Digital Currencies Facilitate Financial Crime
The worst financial fraud in history was recently uncovered. A man by the name of Sam Bankman-Fried was running, essentially, a cryptocurrency “Ponzi” scheme, and it resulted in $32,000,000,000 in losses. That’s a lot of money, and it was the digitalization of currency that made that loss possible.
Financial crime is more rampant than ever owing to the technological redefinition of currency, as well as bureaucratic decentralization and lack of oversight. The crux of the issue is, increased oversight will almost certainly increase actual crime while making the perpetuation of that crime less visible, as it will certainly happen under bureaucratic auspices.
This is a sticky issue for sure. Further complicating things, cryptocurrency is also a financial option that makes it possible for those who weren’t born into wealth to generate it through tech-savvy. Banks are no longer the sole arbiter of modern finance. That’s the thing with tech: it provides an advantage, and then new problems develop even as old ones are overcome.
Financial crime is here to stay, but certain vulnerabilities are being patched with additional tech solutions that use modern innovation to catch and expose varying types of financial fraud. Here we’ll briefly explore a few common types of modern financial crime, and how to counter them.
Identity Theft Often Involves Anomalies
Many times when it comes to identity theft, anomalous purchases in different geographical locations reveal identity theft of one variety or another is going on. Software facilitating fraud monitoring analytics can help justice agencies identify where illegal activity is taking place, and use that information to figure out who the fraudster is.
Embezzlement Thrives on Bureaucracy and Plausible Deniability
Bureaucracy makes it easy for financial theft to slip between the operational cracks of a given company. Plausible deniability allows such theft to go unchecked. However, more strict policies pertaining to asset use can help reduce such losses.
Technology can make every transaction visible down to the penny, and data entered into a given blockchain can’t be altered, destroying associated alibis that rest on plausible deniability.
Insurance Fraud – Surveillance and Collateral IoT Solutions
Insurance fraud is rampant today. You’ve likely seen some examples of this. A car slams on the brakes in front of you for no reason so they can force an insurance payout. Your premiums jump, they get a check, and except for the thief, everybody loses.
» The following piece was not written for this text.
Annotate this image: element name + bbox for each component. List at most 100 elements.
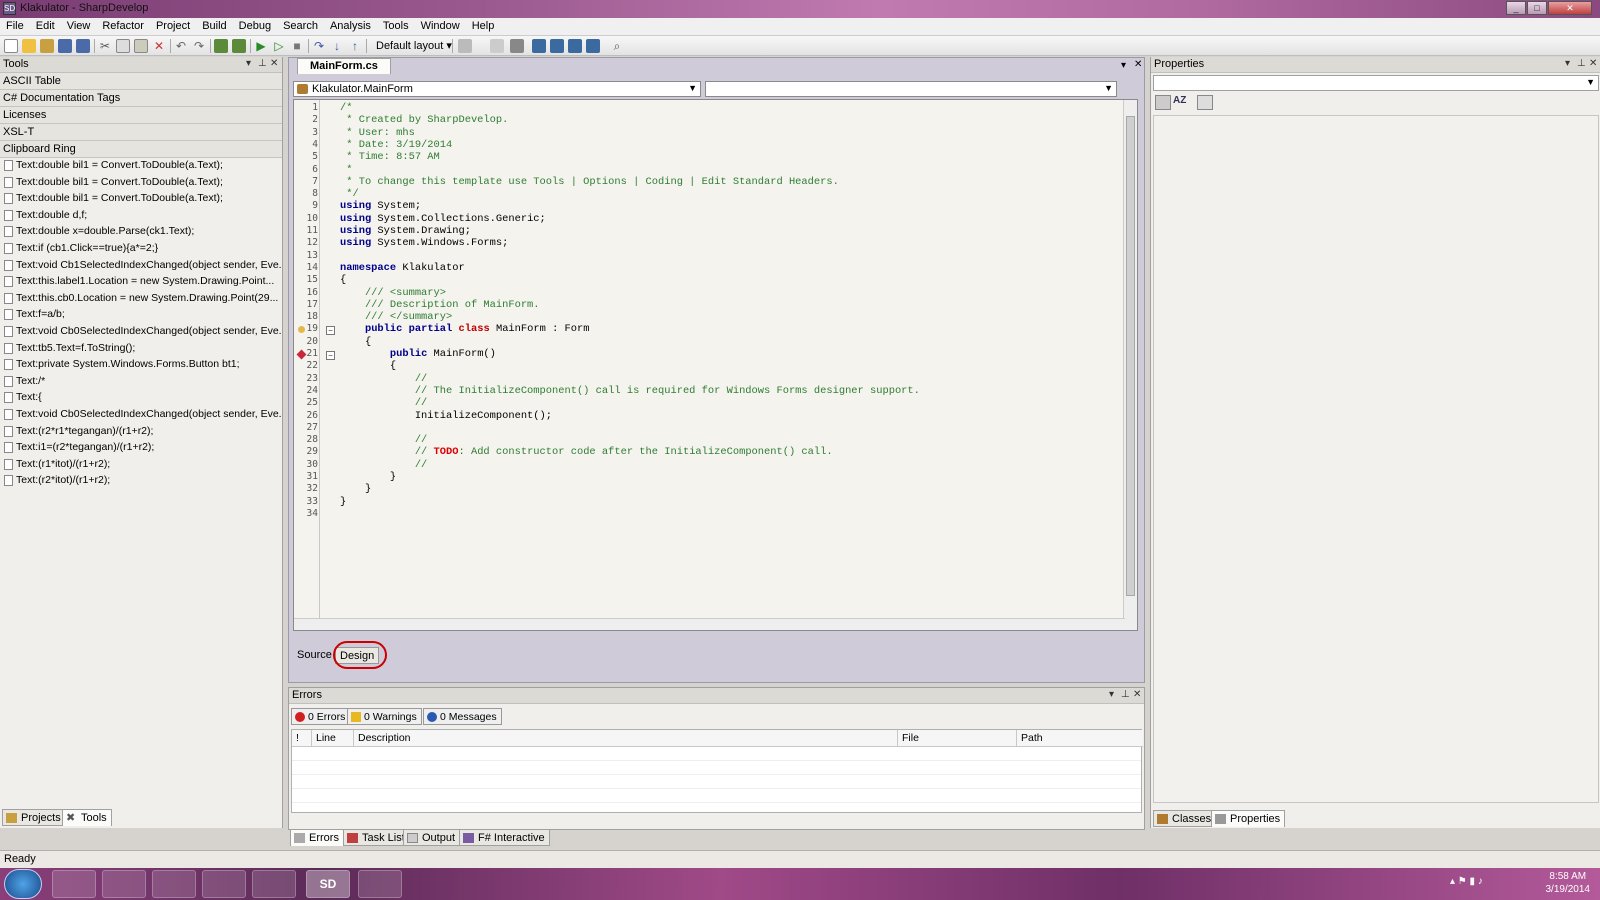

Well, modern surveillance can help fix that issue, as can IoT recording through smart cars and smartphones. For police vehicles, recording equipment is more miniaturized and manageable than it’s ever been. Also, non-police can install “dash cams” which catch instances of insurance fraud.
Overcoming Pernicious Financial Crime
Financial crime is a big issue in the modern world, and it is here to stay. However, digital innovations which make some financial crimes more attractive to thieves are simultaneously being offset by new trends in software design that can catch such underhanded financial theft.
Law enforcement agencies need to be on the cutting edge of modern tech in order to properly address this new era in technological crime. Quite a bit of theft today happens digitally, and it’s happening in different ways. The best way to answer this harsh new reality is continuously updated the tech profile of your precinct as possible.